0

I want to extract all HTML elements from Telegram web website. I tried all methods e.g. get, post, get() jquery, methods from Python, JavaScript, ...

But when they return the result, it is incomplete and some part of it is missing. How can I do this correctly?

This a snippet that returns an incomplete alements:

fetch("https://web.telegram.org/k/")
  .then(x => x.text())
  .then(y => console.log(y));
mkrieger1
  • 19,194
  • 5
  • 54
  • 65

3 Answers3

0

try this way,

// first install jsdom
// type npm i jsdom in the console.

const jsdom = require("jsdom");
const { JSDOM } = jsdom;

fetch("https://web.telegram.org/k/")
    .then(x => x.text())
    .then(y => {
        const { document } = (new JSDOM(y)).window;
        console.log(document)
});

checkout jsdom documantation: https://github.com/jsdom/jsdom

Vinod Liyanage
  • 945
  • 4
  • 13
  • Thanks sir, but this code in VCS doesn't work. It jumps from line 2 to end. I don't see anything in terminal. – KnowledgeLover Aug 28 '22 at 16:32
  • actually, you can't send get request to access content operating within the current origin. – Vinod Liyanage Aug 28 '22 at 16:38
  • check this, https://stackoverflow.com/questions/43871637/no-access-control-allow-origin-header-is-present-on-the-requested-resource-whe – Vinod Liyanage Aug 28 '22 at 16:38
  • const parser = new DOMParser(); ^ ReferenceError: DOMParser is not defined at C:\Users\Ali.Molaei\Desktop\javascript\firstscraper\scraperapi.js:26:24 at process.processTicksAndRejections (node:internal/process/task_queues:95:5) – KnowledgeLover Aug 28 '22 at 16:57
  • are you using node js? node does not have DOMParser. you need to use a different dom parser library for this. is this slove your issue? https://stackoverflow.com/questions/11398419/trying-to-use-the-domparser-with-node-js – Vinod Liyanage Aug 28 '22 at 17:00
  • When I installed the Allow-CORS extension for chrome, my code worked in chrome console and VCS, but again incomplete.
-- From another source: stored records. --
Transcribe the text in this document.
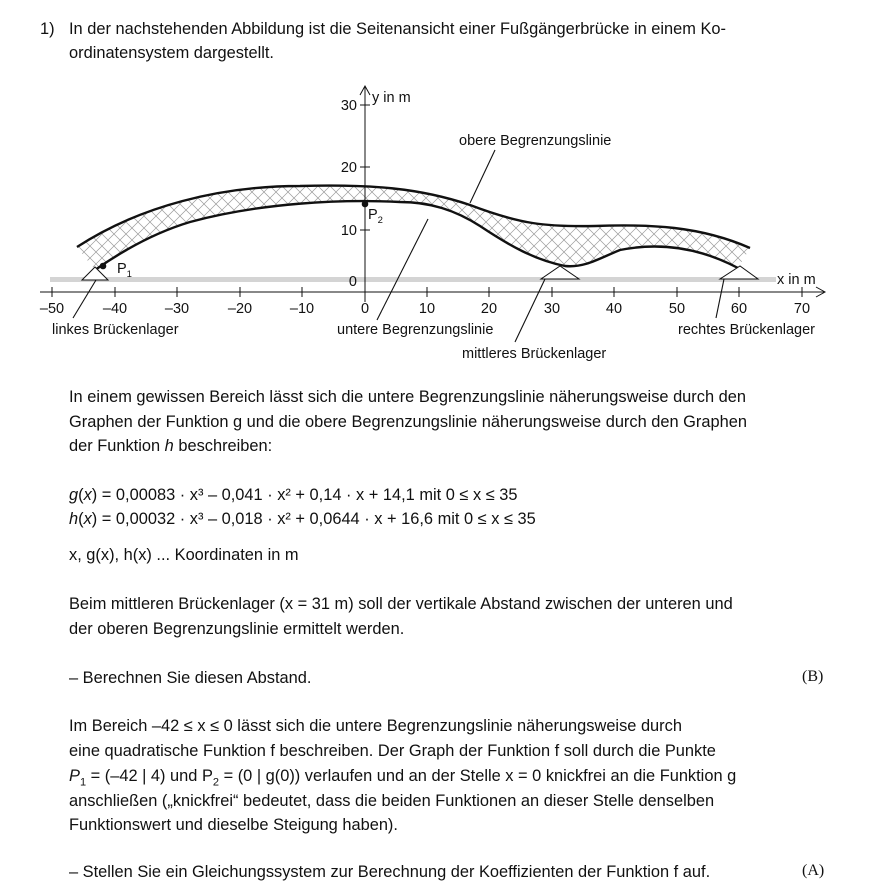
1) In der nachstehenden Abbildung ist die Seitenansicht einer Fußgängerbrücke in einem Ko-
ordinatensystem dargestellt.
–50	–40	–30	–20	–10	0	10	20	30	40	50	60	70
0
10
20
30 y in m
x in m
$P_1$
$P_2$
obere Begrenzungslinie
untere Begrenzungslinie
linkes Brückenlager
mittleres Brückenlager
rechtes Brückenlager
In einem gewissen Bereich lässt sich die untere Begrenzungslinie näherungsweise durch den
Graphen der Funktion g und die obere Begrenzungslinie näherungsweise durch den Graphen
der Funktion h beschreiben:
g(x) = 0,00083 · x³ – 0,041 · x² + 0,14 · x + 14,1 mit 0 ≤ x ≤ 35
h(x) = 0,00032 · x³ – 0,018 · x² + 0,0644 · x + 16,6 mit 0 ≤ x ≤ 35
x, g(x), h(x) ... Koordinaten in m
Beim mittleren Brückenlager (x = 31 m) soll der vertikale Abstand zwischen der unteren und
der oberen Begrenzungslinie ermittelt werden.
– Berechnen Sie diesen Abstand.	(B)
Im Bereich –42 ≤ x ≤ 0 lässt sich die untere Begrenzungslinie näherungsweise durch
eine quadratische Funktion f beschreiben. Der Graph der Funktion f soll durch die Punkte
$P_1 = (-42$ | 4) und $P_2 = (0$ | g(0)) verlaufen und an der Stelle x = 0 knickfrei an die Funktion g
anschließen („knickfrei“ bedeutet, dass die beiden Funktionen an dieser Stelle denselben
Funktionswert und dieselbe Steigung haben).
– Stellen Sie ein Gleichungssystem zur Berechnung der Koeffizienten der Funktion f auf.	(A)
Your code also works in console and not in VCS. But main problem still persists. – KnowledgeLover Aug 28 '22 at 17:06
  • I've updated the answer. check if it helps your problem. – Vinod Liyanage Aug 28 '22 at 17:13
  • 1
    (node:3784) ExperimentalWarning: The Fetch API is an experimental feature. This feature could change at any time (Use `node --trace-warnings ...` to show where the warning was created) Document { location: [Getter/Setter] } – KnowledgeLover Aug 28 '22 at 17:39
  • This error is return by vsc. – KnowledgeLover Aug 28 '22 at 17:39
0

did you try to add header: "Application-Type" :"text/html"

n1koloza
  • 539
  • 5
  • 11
0

I learned for Telegram Web scraping, we cannot use the traditional javascript codes or simple Python library. In this case, we MUST use Selenium and WebDriver and I'm working on it. Any better suggestion will be appreciated.